Nuclear Ban Treaty a ‘Legal Norm Aimed at Stigmatizing Nuclear Weapons’

Alice Slater on Sputnik International, July 10, 2017.

More than one hundred UN member states have adopted the first-ever nuclear disarmament treaty. Radio Sputnik discussed the document with Alice Slater, the UN representative for the Nuclear Age Peace Foundation.

“What we are doing is, we are creating a legal norm, stigmatizing nuclear weapons. We’ve banned chemical weapons, we’ve banned biological weapons, but we’ve never banned nuclear weapons,” Slater said.

Russia, the United States, China, Britain and France abstained from negotiations on the treaty, seeking to strengthen the 1968 Treaty on the Non-Proliferation of Nuclear Weapons instead. The 1968 treaty requires the five original nuclear powers to commit to nuclear disarmament, and to provide other nations with access to peaceful nuclear energy technology.

However, Slater believes that it is important to prohibit nuclear weapons and make them officially illegal.

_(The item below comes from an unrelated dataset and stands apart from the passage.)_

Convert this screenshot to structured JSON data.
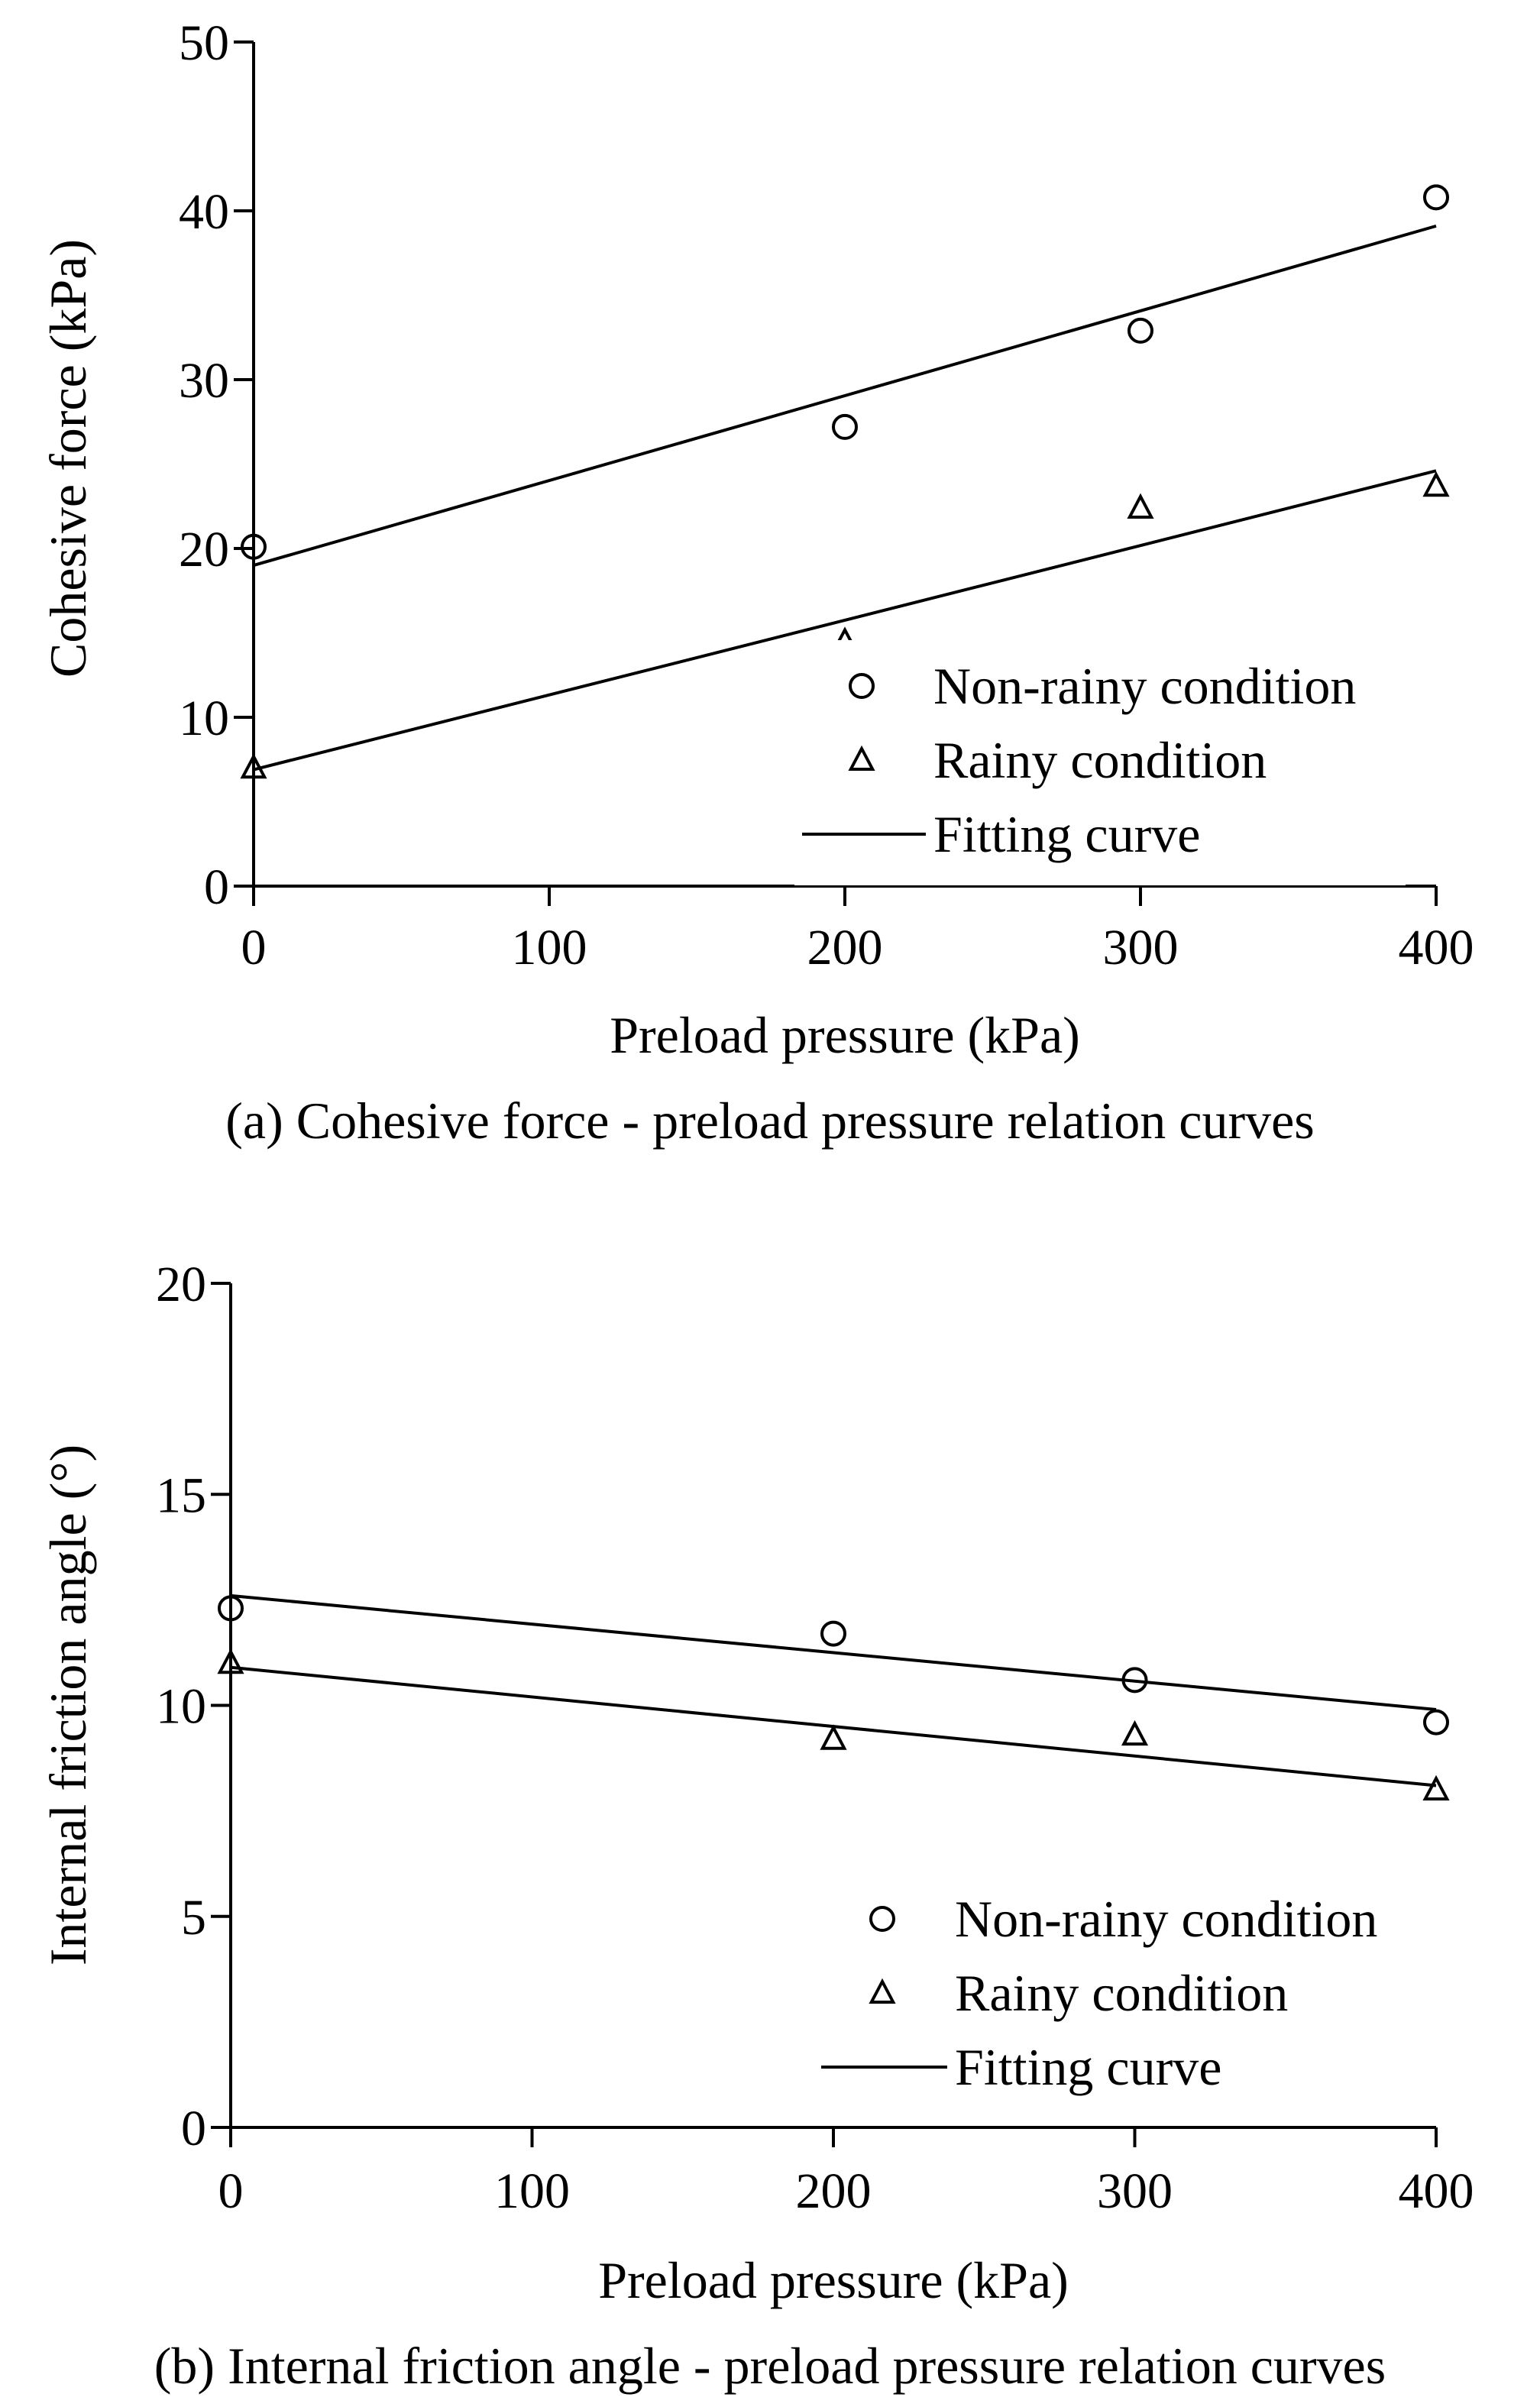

“We are going to use this treaty to move the public opinion. For example, the NATO alliance stations nuclear weapons in five European countries…. This is illegal now, they cannot have them. The world will say they are prohibited. Even if they didn’t sign the treaty, it is going to have an effect,” the expert said.

“It is going to have a legal authority on any country that signs and ratifies it. And it will have a moral authority, it will change the way we speak about the weapons,” she added.

A Yars ground mobile missile system at the rehearsal of the military parade dedicated to the 71 th anniversary of Victory in the Great Patriotic War, in Red Square in Moscow
© Sputnik/ Alexander Vilf

This week, 122 UN member states adopted the Treaty on the Prohibition of Nuclear Weapons. The treaty contains prohibitions “against the development, testing, production, stockpiling, transfer, use and threat of use of nuclear weapons.”Nuclear club countries, including Russia, are not expected to sign or ratify it. Russian political and military experts believe the new treaty is a populist gimmick, and that nuclear weapons, as dangerous as they are, are a guarantee of strategic stability.